Professor in Physics : "What becomes of a ray of light on passing through a crystal of calcite?" Junior : "It is paralyzed, sir." - [Ex.
Rev. Robert Collyer is to deliver the oration before the literary societies of Dickinson College at the commencement this month, which will be that college's one hundredth.
A French engineer, after a series of experiments with a loaf of bread baked by a Vassar College girl, now announces that the project of tunneling Mont Blanc is entirely practical. - [Ex.
The Review says that the life of Jefferson in the "Statesmen" series was to have been written by President White, of Cornell, but that his duties at the university compelled him to give it up.
"Should a man shave up or down?" asked Augustus. "That depends," replied the barber. "When I shave you I always shave down." The emphasis on that last word nearly broke Augustus' heart. - [College Cabinet.
A college president says that every student should thoroughly understand three languages - English, German and French; and an alarmist wants to know what will become of the three b's - boating, boxing and base-ball - if English is taken up. - [Ex.

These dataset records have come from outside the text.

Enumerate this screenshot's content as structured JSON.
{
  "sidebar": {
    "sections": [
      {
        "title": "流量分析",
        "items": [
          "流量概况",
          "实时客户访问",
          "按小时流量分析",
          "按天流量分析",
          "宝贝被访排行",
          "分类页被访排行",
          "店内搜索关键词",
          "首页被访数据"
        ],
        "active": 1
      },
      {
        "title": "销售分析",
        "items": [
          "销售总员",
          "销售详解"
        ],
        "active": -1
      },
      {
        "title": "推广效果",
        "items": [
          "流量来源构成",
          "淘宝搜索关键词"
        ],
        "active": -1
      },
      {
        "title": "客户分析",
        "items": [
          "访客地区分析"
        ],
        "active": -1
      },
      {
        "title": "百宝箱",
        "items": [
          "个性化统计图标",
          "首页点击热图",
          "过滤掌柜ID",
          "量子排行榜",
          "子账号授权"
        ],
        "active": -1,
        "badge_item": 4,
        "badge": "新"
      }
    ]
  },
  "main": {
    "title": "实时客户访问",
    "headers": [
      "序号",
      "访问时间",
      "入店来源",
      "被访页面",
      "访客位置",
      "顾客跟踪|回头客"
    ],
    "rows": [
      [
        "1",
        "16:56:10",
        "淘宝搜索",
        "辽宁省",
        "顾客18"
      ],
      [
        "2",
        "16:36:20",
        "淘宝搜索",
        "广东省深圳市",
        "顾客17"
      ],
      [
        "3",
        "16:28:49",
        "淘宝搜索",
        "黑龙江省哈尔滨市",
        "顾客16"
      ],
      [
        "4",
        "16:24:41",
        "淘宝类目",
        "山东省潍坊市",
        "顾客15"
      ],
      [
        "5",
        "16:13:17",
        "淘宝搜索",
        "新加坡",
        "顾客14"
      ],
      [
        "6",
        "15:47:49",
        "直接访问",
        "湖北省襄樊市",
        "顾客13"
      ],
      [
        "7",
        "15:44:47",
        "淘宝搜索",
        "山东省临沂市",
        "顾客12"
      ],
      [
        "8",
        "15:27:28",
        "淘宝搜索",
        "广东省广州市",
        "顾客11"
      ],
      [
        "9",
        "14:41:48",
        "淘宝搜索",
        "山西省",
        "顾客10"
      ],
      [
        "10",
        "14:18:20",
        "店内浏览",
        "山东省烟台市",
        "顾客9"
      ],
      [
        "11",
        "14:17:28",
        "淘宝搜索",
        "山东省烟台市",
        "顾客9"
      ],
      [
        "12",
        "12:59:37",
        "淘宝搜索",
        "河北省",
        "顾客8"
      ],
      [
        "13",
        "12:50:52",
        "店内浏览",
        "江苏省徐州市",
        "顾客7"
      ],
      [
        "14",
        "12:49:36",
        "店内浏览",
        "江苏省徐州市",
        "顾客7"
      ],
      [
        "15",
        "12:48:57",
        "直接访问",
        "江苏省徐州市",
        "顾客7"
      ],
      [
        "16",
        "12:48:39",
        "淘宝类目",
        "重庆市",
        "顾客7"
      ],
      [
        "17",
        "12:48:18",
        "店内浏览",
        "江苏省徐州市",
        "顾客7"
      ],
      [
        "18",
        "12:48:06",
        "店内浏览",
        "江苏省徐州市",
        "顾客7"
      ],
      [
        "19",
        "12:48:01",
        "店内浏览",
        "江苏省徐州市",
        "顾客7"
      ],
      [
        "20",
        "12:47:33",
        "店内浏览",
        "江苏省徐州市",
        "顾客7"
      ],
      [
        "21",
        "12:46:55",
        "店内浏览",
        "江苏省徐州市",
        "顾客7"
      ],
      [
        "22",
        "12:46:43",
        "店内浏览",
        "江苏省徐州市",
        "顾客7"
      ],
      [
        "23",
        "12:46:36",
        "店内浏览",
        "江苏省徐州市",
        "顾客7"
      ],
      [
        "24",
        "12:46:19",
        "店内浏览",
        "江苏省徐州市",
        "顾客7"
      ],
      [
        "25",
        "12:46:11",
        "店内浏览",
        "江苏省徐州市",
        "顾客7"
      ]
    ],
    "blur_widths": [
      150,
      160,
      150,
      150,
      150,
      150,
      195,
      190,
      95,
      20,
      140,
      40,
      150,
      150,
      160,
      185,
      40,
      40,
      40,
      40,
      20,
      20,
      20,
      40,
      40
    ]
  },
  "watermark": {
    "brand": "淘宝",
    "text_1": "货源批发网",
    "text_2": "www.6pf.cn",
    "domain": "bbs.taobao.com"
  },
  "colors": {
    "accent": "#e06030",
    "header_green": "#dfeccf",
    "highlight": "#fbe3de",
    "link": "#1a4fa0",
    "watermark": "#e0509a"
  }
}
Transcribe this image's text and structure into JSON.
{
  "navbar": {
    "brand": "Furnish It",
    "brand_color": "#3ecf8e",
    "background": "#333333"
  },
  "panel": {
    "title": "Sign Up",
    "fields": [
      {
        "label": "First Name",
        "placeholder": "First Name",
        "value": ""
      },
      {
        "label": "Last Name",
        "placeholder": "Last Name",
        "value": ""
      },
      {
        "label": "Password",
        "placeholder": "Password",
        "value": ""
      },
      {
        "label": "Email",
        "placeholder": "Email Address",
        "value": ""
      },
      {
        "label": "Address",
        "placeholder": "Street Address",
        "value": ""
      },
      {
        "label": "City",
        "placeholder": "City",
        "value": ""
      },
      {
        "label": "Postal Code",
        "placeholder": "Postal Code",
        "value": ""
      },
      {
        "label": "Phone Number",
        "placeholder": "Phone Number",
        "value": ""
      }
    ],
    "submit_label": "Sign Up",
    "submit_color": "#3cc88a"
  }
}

Gov. Butler has been invited to attend the Williams college commencement, but his excellency has not replied to the invitation. No doubt a cordial letter of acceptance was written last night, as the governor says in an interview that he now regards the Williams degree, "with the deepest sensibility." [Springfield Republican.
Dr. F. H. Hedge, preached at Cornell on Sunday last. The Sun gives the following sketch of his life : "Dr. Hedge is now an old man. He was born, the son of a Harvard professor, in 1805. Among the friends of his boy-hood was the historian, George Bancroft, in company with whom, in 1818, he went to Germany, where he studied for several years before returning to take his own course at Harvard. His university and theological course completed he entered at once with all zest into the work of the Unitarian ministry, and during the thirty years ensuing gave to it, in various cities of New England, the best vigor of his life. . . . In 1857 he was made Professor of Ecclesiastical History in Harvard University, and held this chair until his transfer to that of German Literature in 1872. This was the most active part of his literary life, during which he wrote many books besides a number of remarkable magazine articles. The best known of his works are his "Prose Writers of Germany," his "Primaeval World of Hebrew. Tradition," and his "Reason in Religion." He has published many translations from the German, and is besides a poet of no mean order, and the author of many beautiful hymns."